30. A computer implementation method including an automated method for screening patients for sepsis or septic shock, Calculate the neutrophil-to-lymphocyte ratio (NLR) of the blood sample from the aforementioned patient; Characterizing the white blood cell count (WBC) of the aforementioned blood sample; Calculating the monocyte population parameters of the blood sample; and A method comprising using a data processing module to determine whether the patient has an increased risk of sepsis or septic shock, wherein the data processing module comprises a processor and a tangible, non-temporary computer-readable medium, and the computer-readable medium is programmed by a computer application that, when executed by the processor, causes the processor to provide a first comparison by comparing the NLR to a first default threshold, a second comparison by comparing the monocyte population parameter to a second default threshold, a third comparison by comparing the WBC to a third default threshold and a fourth default threshold, and determines the risk of sepsis or septic shock based on the first comparison, the second comparison, and the third comparison.

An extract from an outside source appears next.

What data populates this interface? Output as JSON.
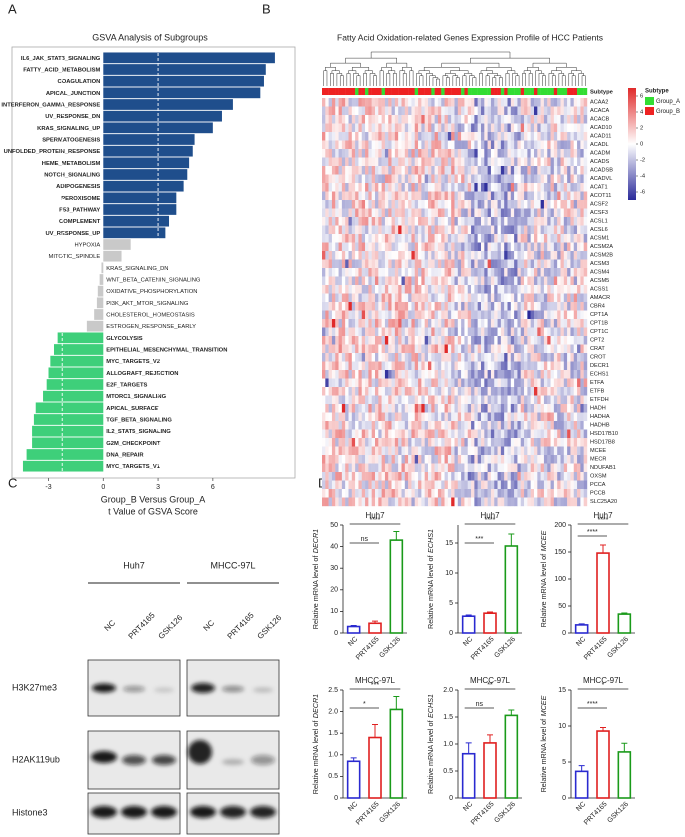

31. Determining the aforementioned risk of sepsis or septic shock is The comparison in the first step is higher than the default threshold in the first step. The second comparison is higher than the second default threshold, If the third comparison is lower than the third default threshold or higher than the fourth default threshold, The computer implementation method according to claim 30, which indicates a suspected case of sepsis or septic shock.
32. The computer implementation method according to claim 30 or 31, wherein the first default threshold is 10.
33. The computer implementation method according to claim 30 or 31, wherein the monocyte population parameter includes the standard deviation of monocyte volume.
34. The computer implementation method according to claim 32, wherein the standard deviation of the monocyte volume includes the monocyte size distribution width (MDW), and the second default threshold is 20.
35. The third predetermined threshold is 12×10 cells / L, and the fourth predetermined threshold is 4×10 cells / L, the computer-implemented method according to claim 30 or 31. 9 The third predetermined threshold is 12×10 cells / L, and the fourth predetermined threshold is 4×10 cells / L, the computer-implemented method according to claim 30 or 31. 9 cells / L, the computer-implemented method according to claim 30 or 31.
36. The computer implementation method according to claim 30 or 31, further comprising changing the test reporting process based on the evaluation of the sepsis state.
37. The computer implementation method according to claim 30 or 31, wherein if the septic condition indicates sepsis, the individual from which the blood sample was obtained should be treated.
38. To deliver the hydrodynamically focused flow of the blood sample toward the cell interrogation area of the optical element; and The electrode assembly measures the current (DC) impedance of the cells in the blood sample as they pass through the cell examination area individually. It further includes, The computer implementation method according to claim 34, wherein the module determines the standard deviation of the monocyte volume based on the DC impedance measurement of the cells in the blood sample.